Comme pour la quasi-totalité des maladies génétiques du système hématopoïétique, la seule option curative consiste à greffer des cellules souches hématopoïétiques. Cette approche donne de très bons résultats cliniques et une faible mortalité lorsqu’un donneur de la fratrie HLA-compatible est disponible. Malheureusement, un pourcentage limité des patients peut bénéficier de ce traitement (<20%). Le recours à des donneurs partiellement compatibles limite grandement les chances de succès et comporte une morbidité à long terme significative, en particulier chez les patients les plus âgés.
Thérapie génique
La thérapie génique, grâce à la transplantation des cellules souches provenant du patient même, génétiquement modifiées, est une alternative prometteuse. Elle comporte de faibles risques de toxicité immunologique étant donné qu’aucun traitement immunosuppresseur n’est requis. Elle peut être mise en place pour chaque patient qui en a besoin, le patient étant son propre donneur.
La thérapie génique par addition des gènes est la première stratégie à avoir vu le jour dans cette indication en exploitant la capacité des vecteurs lentiviraux4 à transférer une information génétique complexe dans le génome de cellules souches hématopoïétiques sans que les cellules aient besoin d’effectuer une division cellulaire.
Le vecteur lentiviral utilisé dans cet essai clinique de phase I/II a été mis au point par l’équipe dirigée par le Pr Philippe Leboulch. Ce vecteur permet la synthèse d’une forme modifiée de la chaîne beta-globine (betaT87Q), modification génétique qui a un double intérêt: elle lui confère une propriété anti-polymérisante comparable à celle de la chaîne gamma de l’hémoglobine fœtale (HbF) chez les patients drépanocytaires et permet son dosage spécifique dans le sang des patients traités.
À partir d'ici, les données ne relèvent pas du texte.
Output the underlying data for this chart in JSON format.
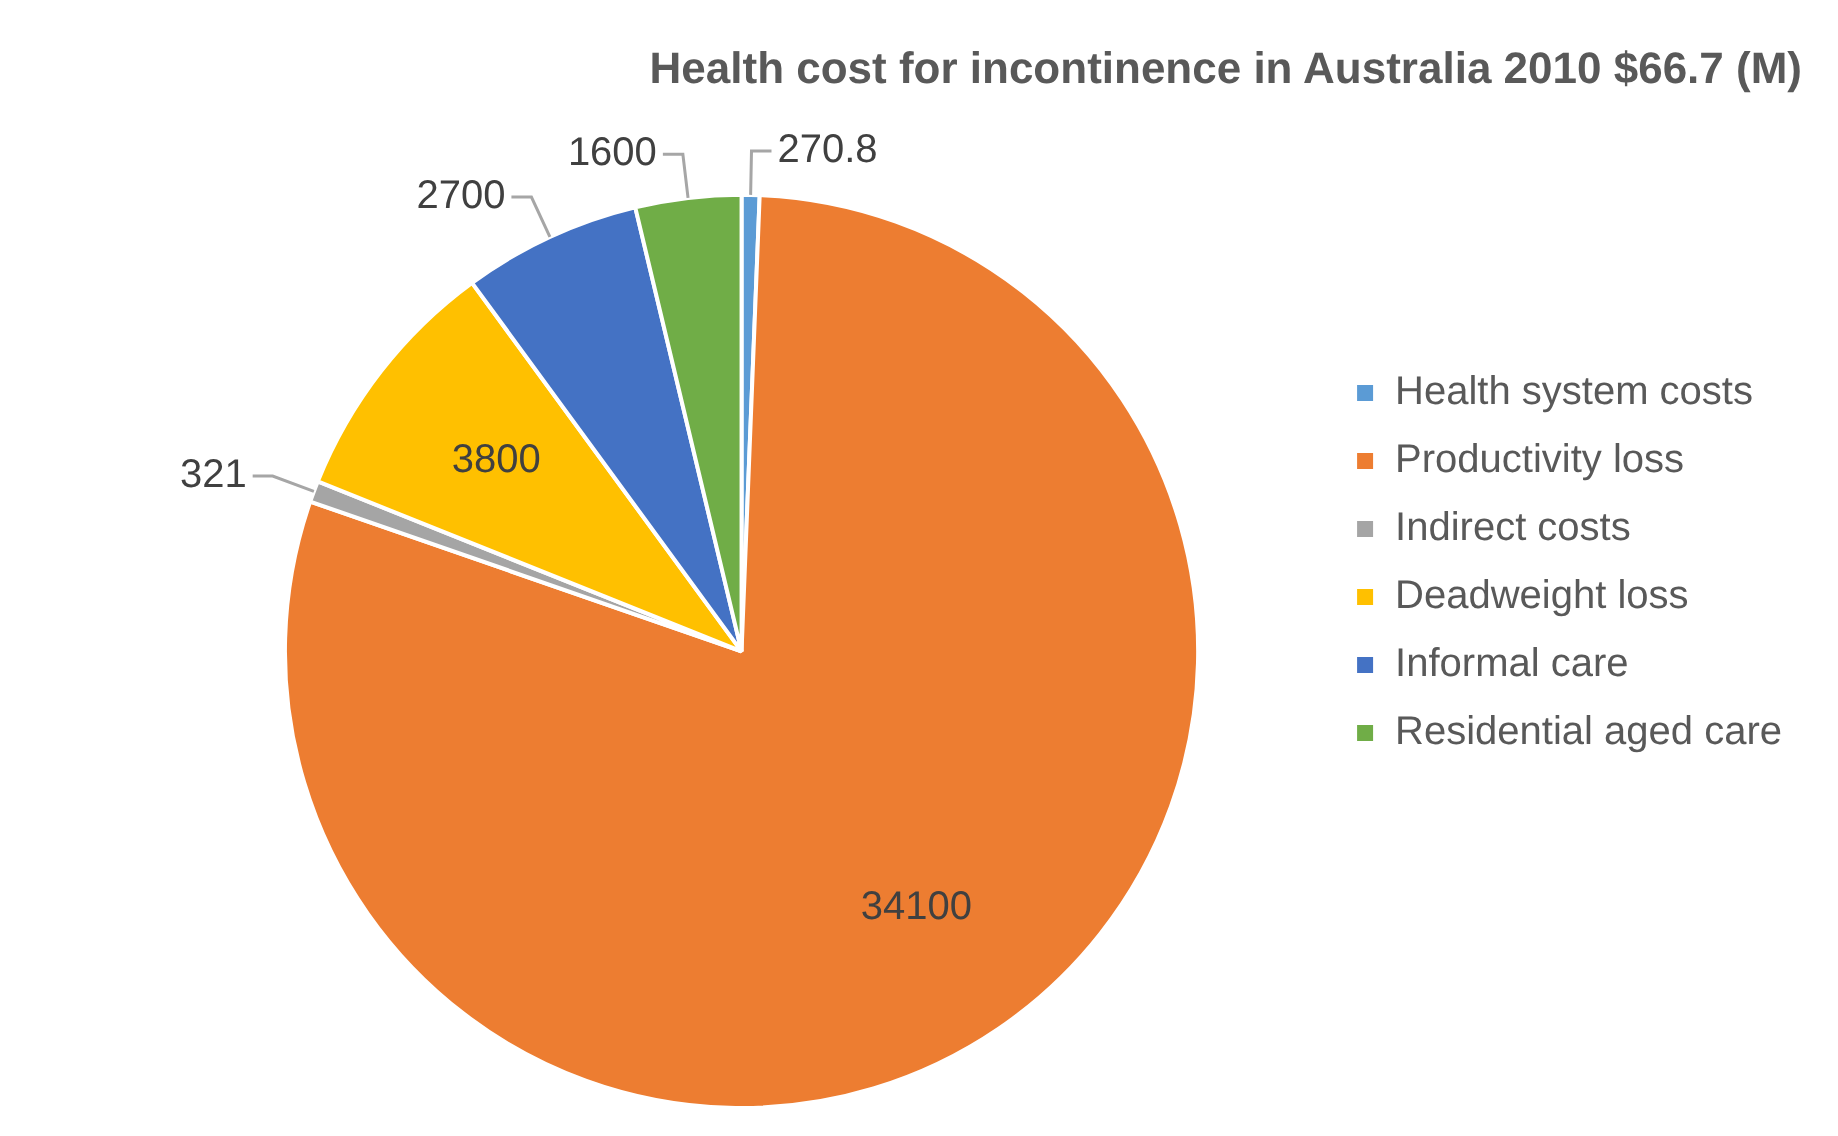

En effet la chaîne betaT87Q-globine peut être distinguée des autres chaînes de globines par chromatographie liquide sous haute pression, en particulier de la chaîne beta-globine issue de l’hémoglobines adulte (HbA), produite de manière endogène chez les patients beta-thalassémiques porteurs de mutations beta+ et présente dans les globules rouges transfusés.
1/Les cellules souches hématopoïétiques sont nichées dans la moelle osseuse et sont à l'origine des différentes cellules du sang : les globules rouges, les globules blancs et les plaquettes.
2/L’ensemble de signes cliniques pathologiques qui caractérisent une maladie.
3/Il s’agit d’une pathologie souvent héréditaire qui atteint les globules rouges avec, in fine, une réduction pathologique de leur nombre incompatible avec la vie et nécessitant des transfusions sanguines régulières dont la fréquence est dictée par le niveau d’Hémoglobine et les symptômes cliniques.
4/Il s’agit des navettes d’informations génétiques dans le noyau des cellules dérivées du virus HIV-1 auquel on a enlevé les éléments génétiques qui lui permettent de se répliquer et de donner la maladie infectieuse dont il est responsable. Les éléments qui leur permettent de franchir la membrane nucléaire et de s’intégrer d’une façon stable dans le génome des cellules cibles ont en revanche été conservés.